Doch warum sich über 30 Jahre nach dem Ende der Filmkritik mit dieser beschäftigen? Von den Texten der Filmkritik geht ein utopischer Glaube an das Kino und das Medium Film aus, der einer ganz anderen Medienrealität entspricht, als jener in der wir uns heute bewegen. Trotz verschiedener Phasen und Ausrichtungen der Zeitschrift, zwischen Filmkritik als Ideologiekritik oder strukturalistischen Lesarten französischer Provenienz, schaffte es die Zeitschrift immer den Film als einen über die Grenzen des Mediums zu untersuchenden Fall ernst zu nehmen. Die zeitgenössische Filmkritik hingegen erscheint zwischen feuilletonistischem Bedienen und endloser Blog- und Filmessay-Supercut-Kritik in einer Beliebigkeit des „anything-goes“ erstarrt. Nicht alles daran ist schlecht, aber Reibungspunkte und klar definierte Position verschwimmen und verstummen in einem Allerlei. Auch weil das Kino gesellschaftlich enorm an Relevanz verloren hat. Dennoch finden sich immer wieder Parallelen zum kontinuierlichen Dialog innerhalb der Filmkritik in bestimmten Schreibmodi online oder in Magazinen. Es scheint problematisch ein filmtheoretisches Denken von solcher Tiefe, Streitbarkeit und einem derartigem Umfang als Ausnahme zur Regel zu sehen.

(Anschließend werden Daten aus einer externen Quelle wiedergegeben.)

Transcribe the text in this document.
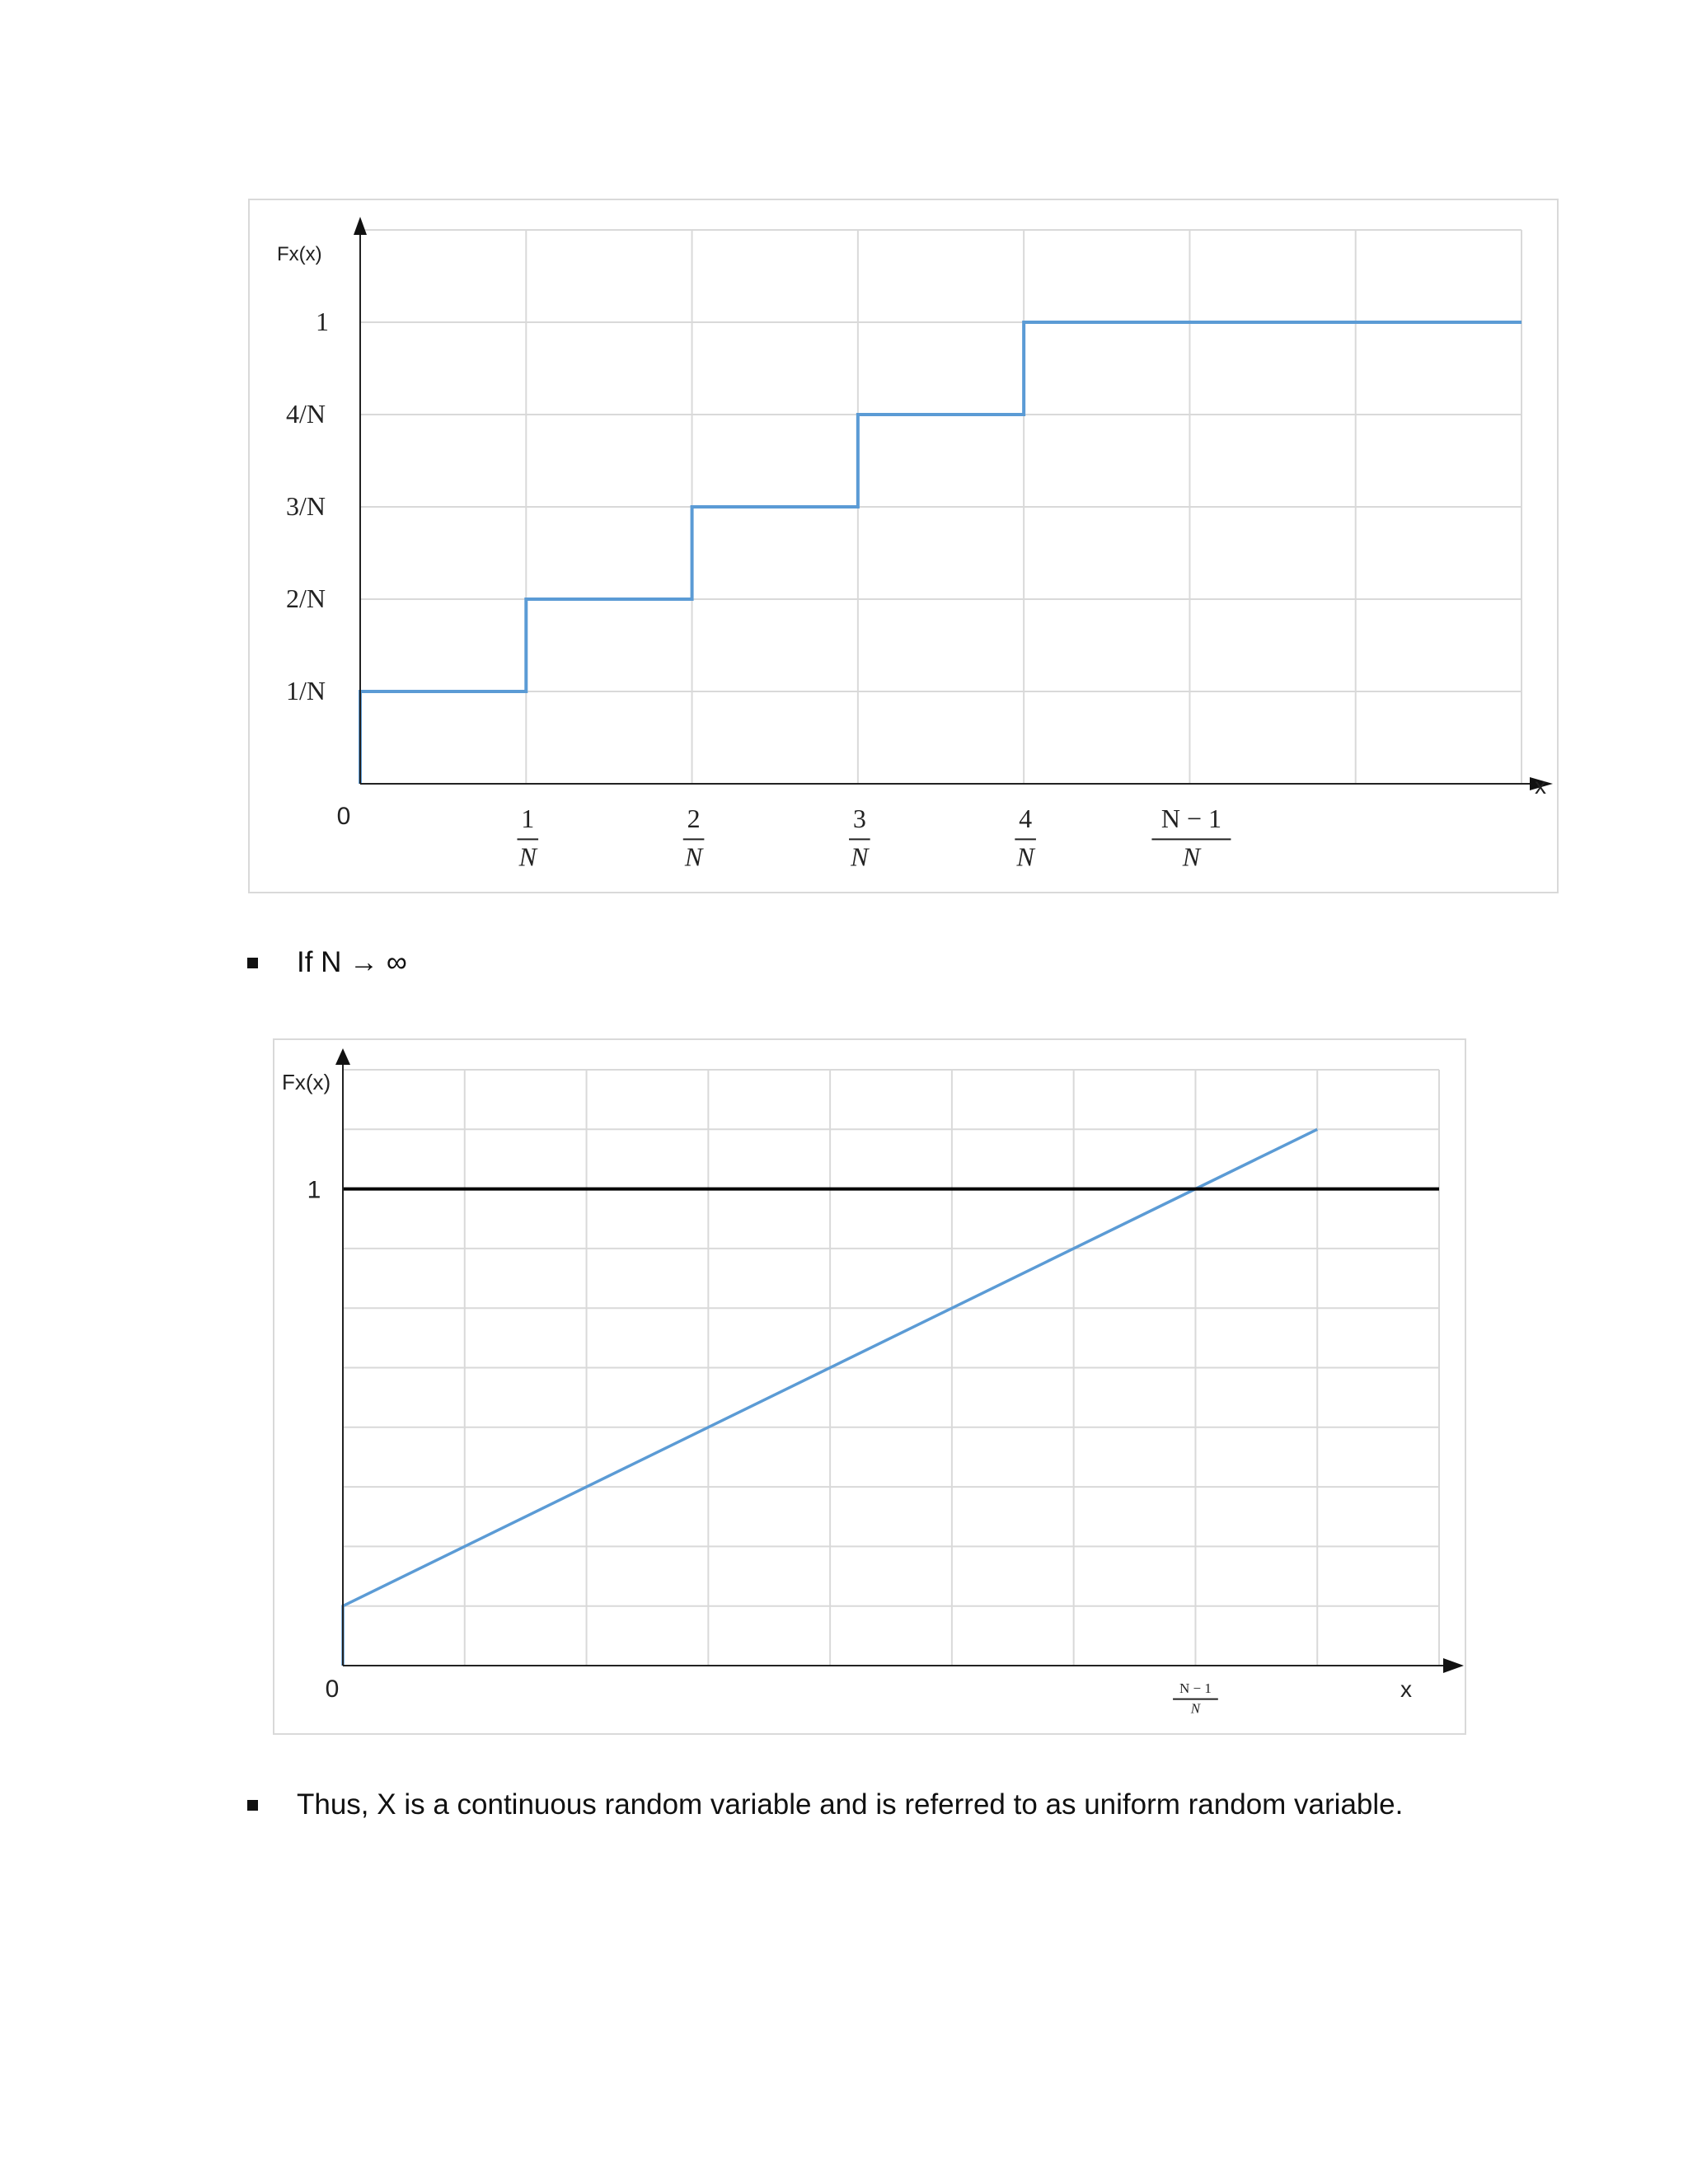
Fx(x)
x
1/N
2/N
3/N
4/N
1
0	1
N
2
N
3
N
4
N
N − 1
N
If N → ∞
Fx(x)
x
1
0	N − 1
N
Thus, X is a continuous random variable and is referred to as uniform random variable.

Hier soll es jedoch nicht um eine Kritik an den Zuständen des gegenwärtigen Schreibens über Film gehen. Wir wollen auch nicht der naiven Vorstellung erliegen, durch eine Rückkehr in eine „authentische“ Periode der Filmkritik neue Möglichkeitsräume der Textproduktion zu entdecken. Vielmehr bedeutet hier Entdecken zwangsweise ein Wiederentdecken, dass immer auch von unserem zeitlichen Abstand als Leser der x-ten Generation spricht. Wir reihen uns in die Jahrgänge vorheriger begeisterter Leser ein. Nur in der Gegenwärtigkeit des Films während seiner Aufführung liegt auch die Gegenwärtigkeit der Auseinandersetzung mit dem Film. Sieht man einen Film aus den 1970er Jahren und findet einen Text dazu in der Filmkritik, dann ist dieser Text im Jetzt geschrieben. Das liegt auch an der Form der Auseinandersetzung innerhalb der Zeitschrift. Sie eröffnet auch ganz bewusst die Frage: Was führt uns eigentlich zurück zu einem Text? Es kann eben auch ganz dezidiert nicht nur um einen zeithistorischen Diskurs gehen, denn die in der Filmkritik angelegten Auseinandersetzungen mit der Form und Arbeitsweise des Kinos kennen kein Ablaufdatum. In ihr ist ein intellektueller Kinoglaube angelegt, vielleicht einer der letzten Regungen desselben.

Erliegen wir vielleicht auch zum Teil unserer generationsbedingten Nostalgie – so steckt in dieser Auseinandersetzung zunächst ein Impuls des Bewahrens, das konsequent mit einem Veröffentlichen, Reproduzieren und Weitergeben zusammenhängt. Als Wegbereiter eines anderen Schreibens über Film im deutschsprachigen Raum soll die Zeitschrift uns als Ausgangspunkt für eigene Texte zum Kino, historischen Recherchen, Reproduktionen und Interviews über und zur Filmkritik dienen. Von den schlichten dünnen Heftchen und ihren passioniert-eindringlichen Texten geht das Versprechen aus, eine besondere Art des Denkens über das Kino zu entfalten und fortzuführen. Wir wollen uns keine strengen Vorgaben machen, um uns mit den Texten und Gedanken von Autoren wie Frieda Grafe, Harun Farocki, Helmut Färber, Ulrich Gregor oder Enno Patalas zu befassen. Stattdessen geht es uns um eine Parallelführung von Lesen und Schreiben, man könnte auch sagen Bezug und Emanzipation, Film und Kritik.